L’attente en soins de santé plombe la productivité des Canadiens

En 2013, l'attente relative aux soins de santé, aurait généré une perte en productivité de 1 202 $ par patient. Au total, ce manque à gagner serait de 1,1 milliard $ pour l’économie du pays. C’est ce que met en lumière une étude de l’Institut Fraser.

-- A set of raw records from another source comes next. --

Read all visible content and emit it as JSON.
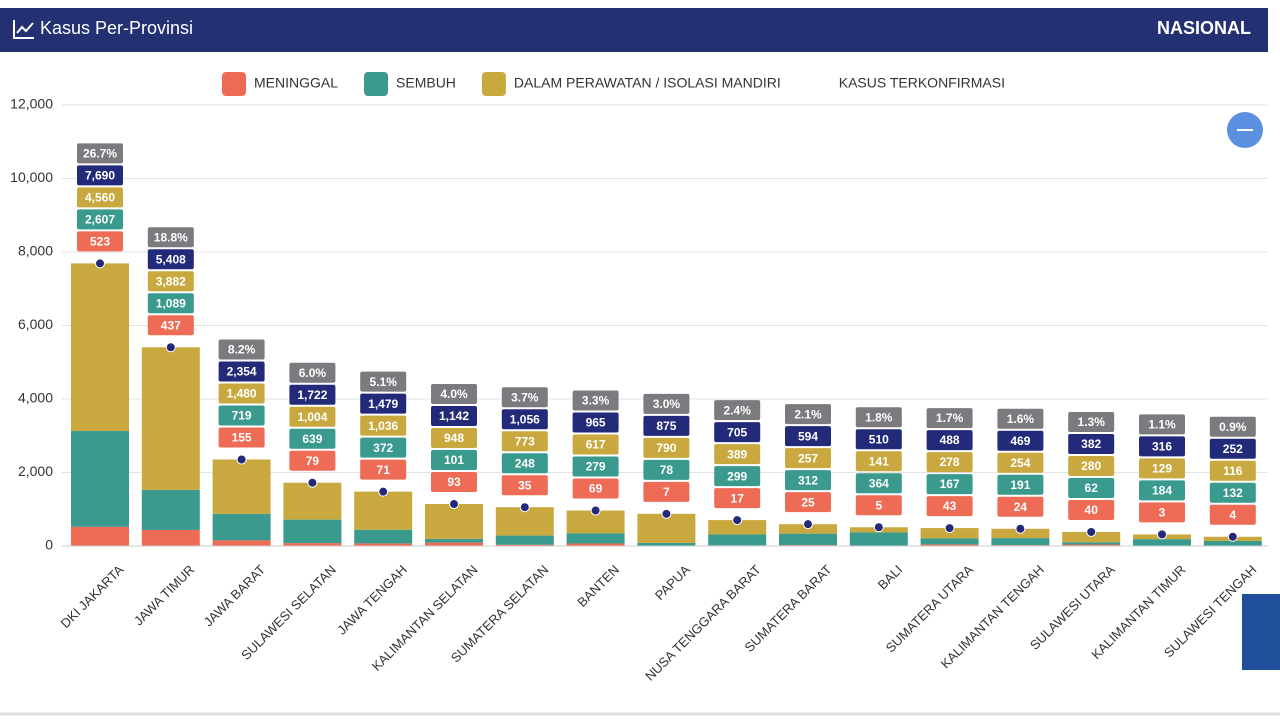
{
  "header": {
    "title": "Kasus Per-Provinsi",
    "scope": "NASIONAL"
  },
  "chart_data": {
    "type": "stacked-bar",
    "categories": [
      "DKI JAKARTA",
      "JAWA TIMUR",
      "JAWA BARAT",
      "SULAWESI SELATAN",
      "JAWA TENGAH",
      "KALIMANTAN SELATAN",
      "SUMATERA SELATAN",
      "BANTEN",
      "PAPUA",
      "NUSA TENGGARA BARAT",
      "SUMATERA BARAT",
      "BALI",
      "SUMATERA UTARA",
      "KALIMANTAN TENGAH",
      "SULAWESI UTARA",
      "KALIMANTAN TIMUR",
      "SULAWESI TENGAH"
    ],
    "series": [
      {
        "name": "MENINGGAL",
        "color": "#ee6b55",
        "values": [
          523,
          437,
          155,
          79,
          71,
          93,
          35,
          69,
          7,
          17,
          25,
          5,
          43,
          24,
          40,
          3,
          4
        ]
      },
      {
        "name": "SEMBUH",
        "color": "#3a9a8e",
        "values": [
          2607,
          1089,
          719,
          639,
          372,
          101,
          248,
          279,
          78,
          299,
          312,
          364,
          167,
          191,
          62,
          184,
          132
        ],
        "value_labels": [
          "2,607",
          "1,089",
          "719",
          "639",
          "372",
          "101",
          "248",
          "279",
          "78",
          "299",
          "312",
          "364",
          "167",
          "191",
          "62",
          "184",
          "132"
        ]
      },
      {
        "name": "DALAM PERAWATAN / ISOLASI MANDIRI",
        "color": "#c9a93f",
        "values": [
          4560,
          3882,
          1480,
          1004,
          1036,
          948,
          773,
          617,
          790,
          389,
          257,
          141,
          278,
          254,
          280,
          129,
          116
        ],
        "value_labels": [
          "4,560",
          "3,882",
          "1,480",
          "1,004",
          "1,036",
          "948",
          "773",
          "617",
          "790",
          "389",
          "257",
          "141",
          "278",
          "254",
          "280",
          "129",
          "116"
        ]
      }
    ],
    "confirmed": {
      "name": "KASUS TERKONFIRMASI",
      "color": "#232a7a",
      "values": [
        7690,
        5408,
        2354,
        1722,
        1479,
        1142,
        1056,
        965,
        875,
        705,
        594,
        510,
        488,
        469,
        382,
        316,
        252
      ],
      "value_labels": [
        "7,690",
        "5,408",
        "2,354",
        "1,722",
        "1,479",
        "1,142",
        "1,056",
        "965",
        "875",
        "705",
        "594",
        "510",
        "488",
        "469",
        "382",
        "316",
        "252"
      ]
    },
    "share": {
      "color": "#7b7b7f",
      "values": [
        26.7,
        18.8,
        8.2,
        6.0,
        5.1,
        4.0,
        3.7,
        3.3,
        3.0,
        2.4,
        2.1,
        1.8,
        1.7,
        1.6,
        1.3,
        1.1,
        0.9
      ],
      "value_labels": [
        "26.7%",
        "18.8%",
        "8.2%",
        "6.0%",
        "5.1%",
        "4.0%",
        "3.7%",
        "3.3%",
        "3.0%",
        "2.4%",
        "2.1%",
        "1.8%",
        "1.7%",
        "1.6%",
        "1.3%",
        "1.1%",
        "0.9%"
      ]
    },
    "ylim": [
      0,
      12000
    ],
    "yticks": [
      0,
      {
        "value": 2000,
        "label": "2,000"
      },
      {
        "value": 4000,
        "label": "4,000"
      },
      {
        "value": 6000,
        "label": "6,000"
      },
      {
        "value": 8000,
        "label": "8,000"
      },
      {
        "value": 10000,
        "label": "10,000"
      },
      {
        "value": 12000,
        "label": "12,000"
      }
    ],
    "grid": true
  }
}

ScreenHunter_31-Mar-28-16-58.gifAttendre d’être soigné, coûte cher au pays en terme de productivité. Le préjudice total était ainsi de 1 202 dollars par patient l’an dernier, soit 1,1 milliard de dollars pour les 928 120 personnes ayant attendu un traitement après une consultation spécialisée, selon le rapport Reducing Wait Times for Health Care: What Canada Can Learn from Theory and International Experience réalisé par l’Institut Fraser. De plus, les patients canadiens ont du patienter 9,6 semaines pour accéder à leurs soins. Ces données ont été calculées à partir de la valeur moyenne du temps perdu durant une semaine de travail pour chaque patient en attente d’être traité.

Plus d’attente au Québec

Au Québec, la situation n’est guère fleurissante à en croire l’étude. Si le coût de cette attente est de 1 079 dollars par patient, soit 267,7 millions dollars au global, les délais seraient supérieurs à la médiane nationale pour grimper à 10,4 semaines. Toutefois, c’est la Saskatchewan qui bat des records en matière de coûts en affichant 2 022 $, soit le montant le plus élevé du Canada. Viennent ensuite le Manitoba avec 1 977 $, la Nouvelle-Écosse, 1 732 $, la Colombie-Britannique fermant la marche avec 1 191 $. En revanche, il faut aller en Ontario pour voir des patients mieux lotis puisque l’attente pour des soins spécialisés tombe à 7,1 semaines et le déficit en terme de production, n’est plus que de 867 $.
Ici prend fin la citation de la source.